16:32 <tantek> and it's obviously subject to spam

16:32 <tantek> so part of the goal here is to make it so that the protocol makes it too expensive to be worth being a spammer

16:32 <tantek> with from-domain verification

16:36 <aaronpk> brennannovak: https://github.com/aaronpk/IndieWeb-Messaging

17:32 <aaronpk> alright! We got it talking between aaronparecki.com and brennanovak.com now!

17:32 <aaronpk> brennannovak.com*

17:35 <brennannovak> w00t!!!!!!

17:39 <tantek> congrats aaronpk and brennannovak!

18:37 <tantek> aaronpk - sounds like you should add that Indieweb-messaging github to http://indiewebcamp.com/Projects :)

18:38 <tantek> so here's the question re: indieweb-messaging prove you are who you say you are -

18:38 <tantek> can OAuth 2.0 solve this problem for us?

20:34 <Loqi> [[Special:Log/upload]] overwrite * Aaronpk * uploaded a new version of "[[File:aaronpk.jpg]]"

21:53 <aaronpk> good evening tantek!

21:53 <tantek> good evening!

21:53 <aaronpk> I talked about this protocol with Kyle and Brian this evening a bit

21:54 <aaronpk> We were thinking about other ways to handle identification

21:55 <aaronpk> but didn't come up with anything really compelling

21:56 <aaronpk> OAuth 2 doesn't really help, since OAuth is more about granting access to an existing account, and there are always three parties involved

21:57 <aaronpk> proving who you say you are will ultimately always require contact with the person in question, so it becomes either 1) ask if they sent the message, or 2) use their public key to verify the signature of the message

21:57 <aaronpk> that was our conclusion

22:37 <aaronpk> alright got a writeup http://aaronparecki.com/IndieWeb_Messaging

22:38 <aaronpk> brennannovak: ^^

22:39 <tantek> 1 sec bbiab

23:22 <tantek> oops

23:24 <aaronpk> cool well I'm pretty happy with the writeup and the live demo!

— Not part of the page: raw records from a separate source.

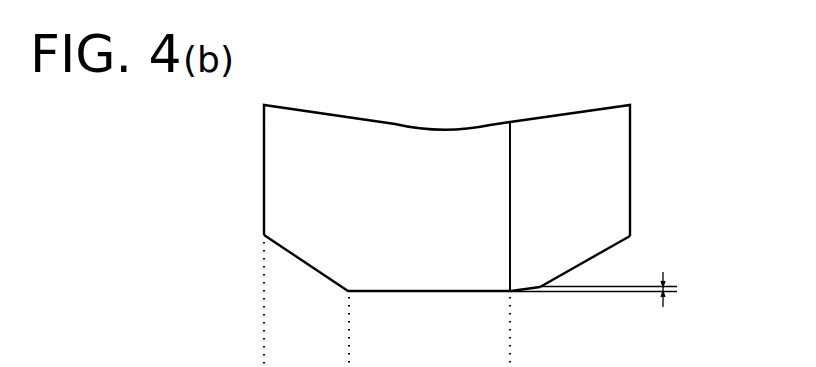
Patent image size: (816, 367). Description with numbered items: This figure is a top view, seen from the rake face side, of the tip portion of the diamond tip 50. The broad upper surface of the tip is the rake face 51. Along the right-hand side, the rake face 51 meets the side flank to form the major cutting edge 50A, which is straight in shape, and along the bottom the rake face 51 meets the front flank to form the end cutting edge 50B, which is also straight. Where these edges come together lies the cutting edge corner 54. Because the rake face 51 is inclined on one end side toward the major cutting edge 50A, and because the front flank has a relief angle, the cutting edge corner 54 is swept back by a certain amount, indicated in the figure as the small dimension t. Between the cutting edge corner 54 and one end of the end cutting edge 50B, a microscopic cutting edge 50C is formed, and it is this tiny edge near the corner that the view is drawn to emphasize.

The diamond tip 50 is at (509, 200).
The rake face 51 is at (444, 202).
The major cutting edge 50A is at (605, 250).
The end cutting edge 50B is at (428, 292).
The microscopic cutting edge 50C is at (530, 292).
The cutting edge corner 54 is at (541, 288).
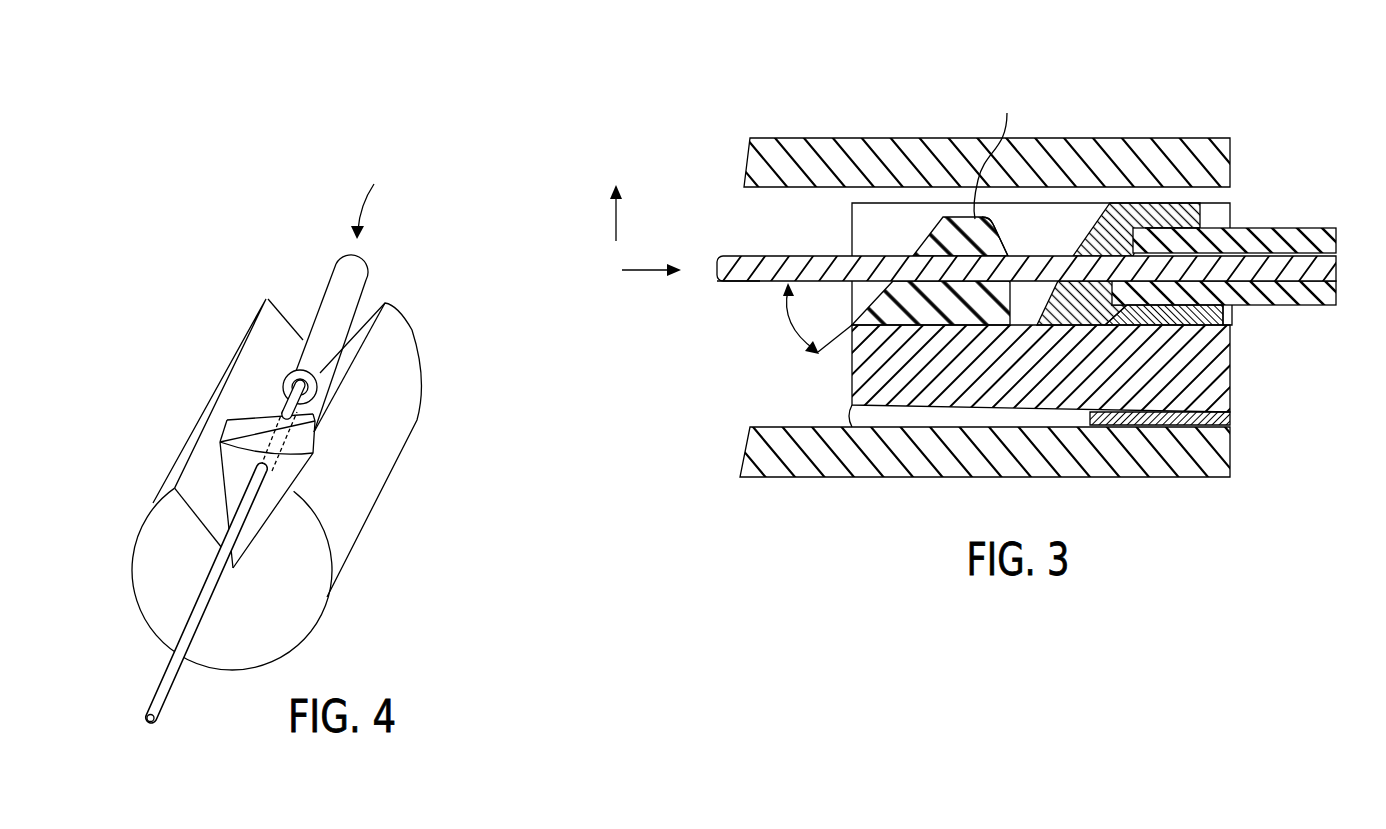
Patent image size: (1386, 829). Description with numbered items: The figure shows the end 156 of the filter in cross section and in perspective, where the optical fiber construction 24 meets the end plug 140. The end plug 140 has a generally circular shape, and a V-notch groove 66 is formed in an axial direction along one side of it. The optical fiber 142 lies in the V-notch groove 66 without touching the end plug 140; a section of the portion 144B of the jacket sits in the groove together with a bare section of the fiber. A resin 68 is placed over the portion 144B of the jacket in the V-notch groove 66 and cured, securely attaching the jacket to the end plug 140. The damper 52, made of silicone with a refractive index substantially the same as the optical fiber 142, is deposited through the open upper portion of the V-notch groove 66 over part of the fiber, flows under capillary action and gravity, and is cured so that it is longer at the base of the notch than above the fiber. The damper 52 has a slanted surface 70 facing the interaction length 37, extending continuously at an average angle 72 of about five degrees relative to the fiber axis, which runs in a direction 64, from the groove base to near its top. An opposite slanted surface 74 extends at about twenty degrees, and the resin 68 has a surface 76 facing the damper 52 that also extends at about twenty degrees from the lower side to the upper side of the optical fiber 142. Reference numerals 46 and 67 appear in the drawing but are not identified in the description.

In FIG. 4, the optical fiber construction 24 is at (372, 197).
In FIG. 3, the interaction length 37 is at (757, 282).
In FIG. 4, the guide wire 46 is at (172, 684).
In FIG. 3, the damper 52 is at (996, 154).
In FIG. 3, the direction 64 is at (651, 259).
In FIG. 3, the V-notch groove 66 is at (855, 220).
In FIG. 4, the V-notch groove 66 is at (275, 348).
In FIG. 3, the radial direction 67 is at (601, 213).
In FIG. 3, the resin 68 is at (1203, 227).
In FIG. 3, the slanted surface 70 is at (929, 238).
In FIG. 4, the slanted surface 70 is at (235, 462).
In FIG. 3, the average angle 72 is at (806, 318).
In FIG. 4, the average angle 72 is at (263, 407).
In FIG. 3, the slanted surface 74 is at (998, 249).
In FIG. 3, the surface 76 is at (1091, 242).
In FIG. 3, the end plug 140 is at (1232, 376).
In FIG. 4, the end plug 140 is at (390, 436).
In FIG. 3, the optical fiber 142 is at (757, 256).
In FIG. 3, the portion of the jacket 144B is at (1277, 228).
In FIG. 3, the end 156 is at (1185, 137).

23:24 <aaronpk> not bad for a half day of hacking

23:25 <tantek> seriously - nicely done

23:26 <aaronpk> thanks!

23:27 <aaronpk> the post is supposed to be not overwhelming, so the reader might feel like they could implement it on their own site relatively easily, and not necessarily using the code I wrote

23:31 <brennannovak> very nice writeup aaronpk: great job!